The enabling legislation led to the formulation of medical regulations that, for the first time, were promulgated on 13 February 1970 as a separate chapter, namely Chapter XV of the General Regulations (GR XV) later amended in 1990, 1991, 1998, 2001 and 2004.
Part IV of GR XV specify the circumstances or conditions under which beneficiaries of the Fund can have access to the medical benefits set out and prescribed in Parts II and III.
The basic theme running throughout all the versions of GR XV from 1970 to the current version promulgated on 31 May 2004, is that there is no direct contractual relationship between a patient under the care and auspices of the Surgeon General and the private sector. This originated from the Defence Act, 1957, and has been retained in Section 82(1)(k) of the revised and current Defence Act, 2002.
The Surgeon General’s involvement is twofold:
- As administrator of health and welfare (which also includes that SG may arrange medical care to a beneficiary of the Fund in the private sector – then the contractual arrangement in this regard is between the SG and the private sector).
- As service provider to the Fund.
Provision exists within GR XV that beneficiaries of the Fund must receive precisely the same
medical benefits that are provided to serving members of the Defence Force.
This means that all members and beneficiaries are patients for purposes of medical care and are to be handled precisely on the same basis.

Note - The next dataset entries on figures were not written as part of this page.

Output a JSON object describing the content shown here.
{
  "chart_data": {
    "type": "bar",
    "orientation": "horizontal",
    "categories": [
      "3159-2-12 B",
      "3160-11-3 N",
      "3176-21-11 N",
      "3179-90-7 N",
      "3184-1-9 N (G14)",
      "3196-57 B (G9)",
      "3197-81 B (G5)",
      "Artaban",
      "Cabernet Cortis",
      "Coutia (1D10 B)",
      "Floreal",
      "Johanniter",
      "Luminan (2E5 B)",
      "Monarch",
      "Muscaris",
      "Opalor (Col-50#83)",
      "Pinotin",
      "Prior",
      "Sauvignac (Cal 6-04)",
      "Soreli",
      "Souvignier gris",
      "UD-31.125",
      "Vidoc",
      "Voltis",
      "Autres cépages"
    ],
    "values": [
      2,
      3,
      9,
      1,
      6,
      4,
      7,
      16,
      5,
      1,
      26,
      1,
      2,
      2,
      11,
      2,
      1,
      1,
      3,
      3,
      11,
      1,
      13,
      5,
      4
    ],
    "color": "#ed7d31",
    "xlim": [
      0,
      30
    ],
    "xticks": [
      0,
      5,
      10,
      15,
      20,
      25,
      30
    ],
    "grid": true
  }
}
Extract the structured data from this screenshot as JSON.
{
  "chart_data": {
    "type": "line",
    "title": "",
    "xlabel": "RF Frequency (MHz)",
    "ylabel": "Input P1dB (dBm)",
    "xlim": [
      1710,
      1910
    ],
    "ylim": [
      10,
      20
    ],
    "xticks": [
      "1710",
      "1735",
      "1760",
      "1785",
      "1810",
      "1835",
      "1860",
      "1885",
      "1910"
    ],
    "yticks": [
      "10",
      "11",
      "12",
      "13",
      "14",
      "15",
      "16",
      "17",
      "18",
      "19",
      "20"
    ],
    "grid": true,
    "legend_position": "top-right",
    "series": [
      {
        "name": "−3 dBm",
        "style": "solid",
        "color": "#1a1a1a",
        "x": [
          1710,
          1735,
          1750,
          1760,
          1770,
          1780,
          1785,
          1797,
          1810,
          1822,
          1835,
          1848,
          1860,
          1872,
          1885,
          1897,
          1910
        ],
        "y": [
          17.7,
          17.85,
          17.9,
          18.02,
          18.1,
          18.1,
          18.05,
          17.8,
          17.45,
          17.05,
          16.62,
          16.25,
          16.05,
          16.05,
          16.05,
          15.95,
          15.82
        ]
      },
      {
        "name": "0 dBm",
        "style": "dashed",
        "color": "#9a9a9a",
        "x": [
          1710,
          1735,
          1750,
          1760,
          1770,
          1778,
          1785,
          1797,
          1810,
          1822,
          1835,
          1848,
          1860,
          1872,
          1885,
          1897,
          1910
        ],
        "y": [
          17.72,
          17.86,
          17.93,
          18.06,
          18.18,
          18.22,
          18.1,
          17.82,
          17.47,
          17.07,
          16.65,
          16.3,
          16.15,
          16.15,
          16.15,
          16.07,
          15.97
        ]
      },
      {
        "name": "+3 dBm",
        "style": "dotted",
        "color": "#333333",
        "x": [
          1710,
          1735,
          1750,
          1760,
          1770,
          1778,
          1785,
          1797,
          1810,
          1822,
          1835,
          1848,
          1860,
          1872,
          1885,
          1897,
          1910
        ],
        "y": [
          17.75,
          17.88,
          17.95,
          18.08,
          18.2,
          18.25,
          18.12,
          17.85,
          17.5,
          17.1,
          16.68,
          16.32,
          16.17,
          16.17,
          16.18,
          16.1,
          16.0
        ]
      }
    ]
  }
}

This further means that beneficiaries must be handled as if they have never exited from the Defence Force.
The SG is compelled, as far as is practically possible in seeking treatment for a patient, to first utilize military medical facilities or other State facilities before referring such patient to the private sector. Thus, the SG or the SAMHS is compelled to be the preferential service provider to the Fund and its beneficiaries.
The key role player on an overall basis that has created and is maintaining the above empowering legislation, is the Department of Defence through the Minister of Defence (or vice versa). The Fund as well as its Management Board have received powers of authority as prescribed in the Defence Act and GR XV in managing and securing the Fund. However, neither the Fund nor the Management Board have any provision in terms of which to prescribe or suggest any health service provider to the Department of Defence or the Minister of Defence to be an alternative to the SG or the SAMHS to provide healthcare to its beneficiaries.